Tendría como 15-16 años cuando alguien (no recuerdo quién) tomó esta fotografía de mi mamá y mis hermanas (en orden de nacimiento) en nuestro nuevo apartamento en Santurce. Me encantaba este vestido, tan blanco como mi inocencia, porque tenía un aire de jibarita en el día de su boda, y yo, que nací y me crié en el torbellino de la ciudad capitalina, me pasaba soñando con ríos, montañas y plazas pueblerinas mientras leía los poemas de Julia de Burgos y de un poeta de Cayey llamado Gaspar Genera Bras (regalo de mi abuelo).

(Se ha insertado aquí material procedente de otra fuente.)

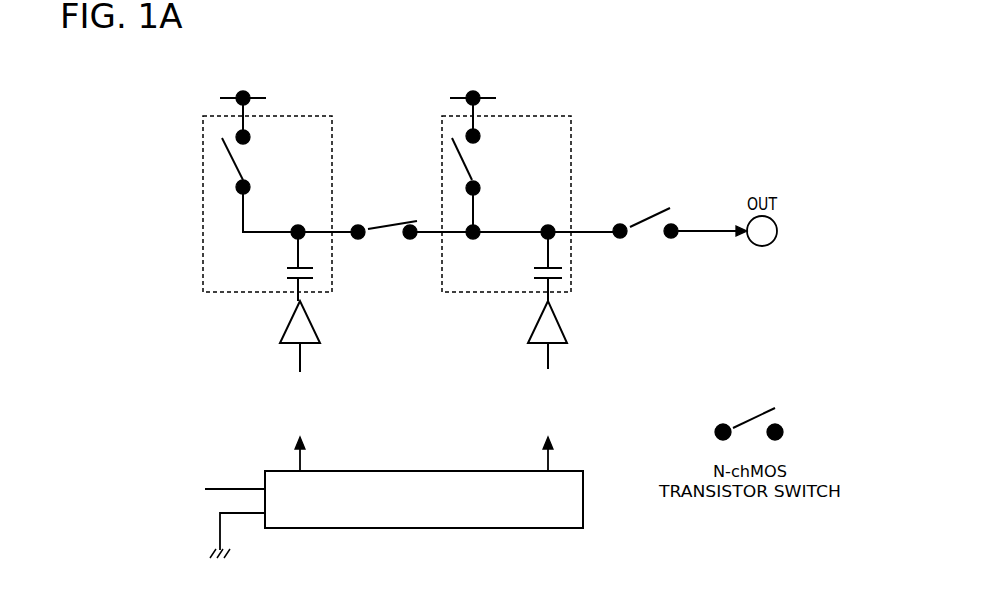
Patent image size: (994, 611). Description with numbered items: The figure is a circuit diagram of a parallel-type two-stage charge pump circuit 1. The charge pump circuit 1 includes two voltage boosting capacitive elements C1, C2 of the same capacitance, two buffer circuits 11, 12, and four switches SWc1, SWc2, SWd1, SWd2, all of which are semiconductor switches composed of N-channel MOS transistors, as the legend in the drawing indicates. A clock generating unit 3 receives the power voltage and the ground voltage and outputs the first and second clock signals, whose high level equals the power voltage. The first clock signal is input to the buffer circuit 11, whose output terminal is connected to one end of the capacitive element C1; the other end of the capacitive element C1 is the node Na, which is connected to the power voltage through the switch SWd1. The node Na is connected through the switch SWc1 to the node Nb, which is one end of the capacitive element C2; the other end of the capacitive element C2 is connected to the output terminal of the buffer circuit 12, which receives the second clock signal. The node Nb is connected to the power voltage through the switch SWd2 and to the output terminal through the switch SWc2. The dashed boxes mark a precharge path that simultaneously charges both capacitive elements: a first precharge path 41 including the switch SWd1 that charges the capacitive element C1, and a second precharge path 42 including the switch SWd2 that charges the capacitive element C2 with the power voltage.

The charge pump circuit 1 is at (415, 44).
The clock generating unit 3 is at (492, 471).
The buffer circuit 11 is at (295, 326).
The buffer circuit 12 is at (543, 326).
The first precharge path 41 is at (315, 115).
The second precharge path 42 is at (553, 115).
The switch SWd1 is at (226, 163).
The switch SWd2 is at (455, 155).
The switch SWc1 is at (383, 224).
The switch SWc2 is at (648, 213).
The capacitive element C1 is at (285, 270).
The capacitive element C2 is at (533, 270).
The node Na is at (300, 225).
The node Nb is at (549, 225).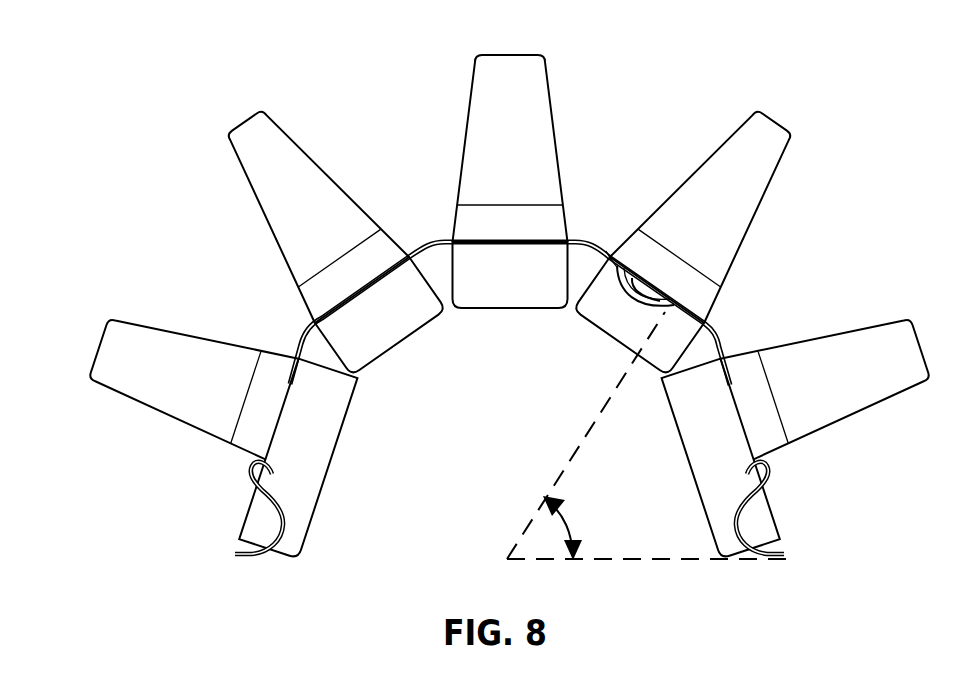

Me parece que la foto fue tomada en una despedida de año, y que en ese año nuevo fue que mi vida dio el giro inevitable de niña a mujer. Como la hija/hermana menor en una casa habitada sólo por mujeres, siempre quería imitar y seguir los pasos de ellas, sobre todo, de la hermana que está parada al lado mío, la que ya no está entre nosotras y dejó un hueco en nuestros corazones tan negro como el vestido que llevaba puesto.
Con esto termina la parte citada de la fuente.